I’m in Washington and so I’m seeing different commercials here: spin aimed at a few hundred legislators and regulators. And boy, oh boy, are the telcos spinning on net neutrality.
I saw one commercial urging a vote against neutrality ending with this punchline: “They call it net neutrality. We call it sticking it to the consumer.” This from the folks who know all about sticking it to the consumer: phone companies (and their friends). Here‘s their website.
Later, I saw another commercial arguing that the current legislation embodies Michael Powell’s four freedoms for the internet and so that’s plenty and anything more would be dreaded government regulation. Their site is here.
It’s all transparently opaque: They don’t say what they’re up to but they’re trying to hard it’s obvious they’re spinning.
: At the Union Square roundtable about net neutrality, copyright, patents and such last week, I argued that apart from a blogging campaign, the net neutrality folks are doing a terrible job presenting the case to the public. Someone else said that the folks who came up with monikers like “the death tax” would never call a cause “net neutrality.” Tom Evslin says they should be calling it “America’s Antiterrorist Network.”
: I wish someone in D.C. would record and share the commercials that run only here so we can all get a window on how the lobbyists are spinning their webs around our government.

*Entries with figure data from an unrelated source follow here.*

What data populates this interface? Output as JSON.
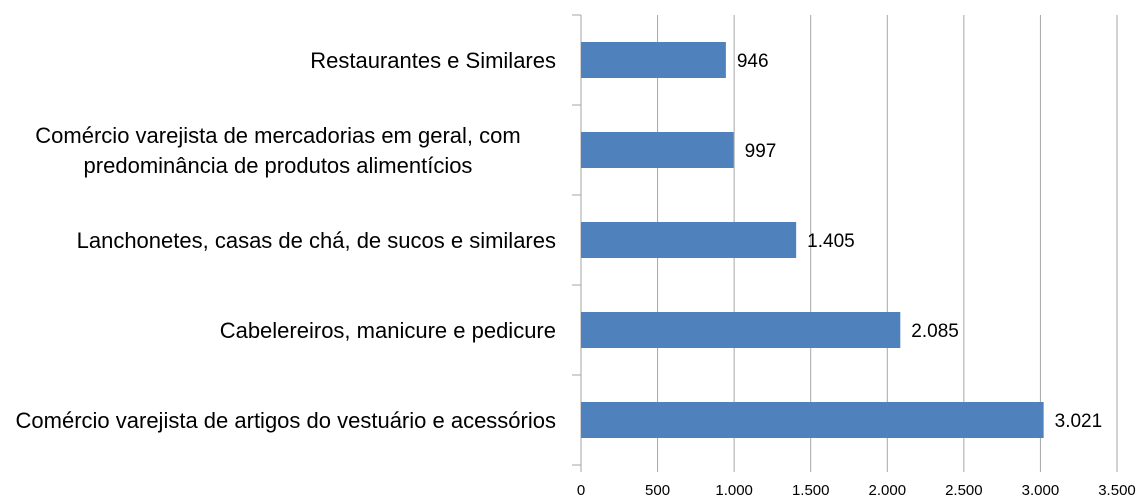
{
  "chart_data": {
    "type": "bar",
    "orientation": "horizontal",
    "categories": [
      "Restaurantes e Similares",
      "Comércio varejista de mercadorias em geral, com predominância de produtos alimentícios",
      "Lanchonetes, casas de chá, de sucos e similares",
      "Cabelereiros, manicure e pedicure",
      "Comércio varejista de artigos do vestuário e acessórios"
    ],
    "values": [
      946,
      997,
      1405,
      2085,
      3021
    ],
    "value_labels": [
      "946",
      "997",
      "1.405",
      "2.085",
      "3.021"
    ],
    "color": "#4f81bd",
    "xlim": [
      0,
      3500
    ],
    "xticks": [
      0,
      500,
      {
        "value": 1000,
        "label": "1.000"
      },
      {
        "value": 1500,
        "label": "1.500"
      },
      {
        "value": 2000,
        "label": "2.000"
      },
      {
        "value": 2500,
        "label": "2.500"
      },
      {
        "value": 3000,
        "label": "3.000"
      },
      {
        "value": 3500,
        "label": "3.500"
      }
    ],
    "grid": true
  }
}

: LATER: I missed it the first time I heard the commercial above but just saw it again: They are using Google as the bad guy. Big, bad Google is trying to make you pay for the internet, they say. Their logic is missing a few links but it’s fascinating that they can paint Google in a dastardly role. Maybe they have research to show falling trust in Google. Maybe they just think that big is bad and now Google is bigger than they are.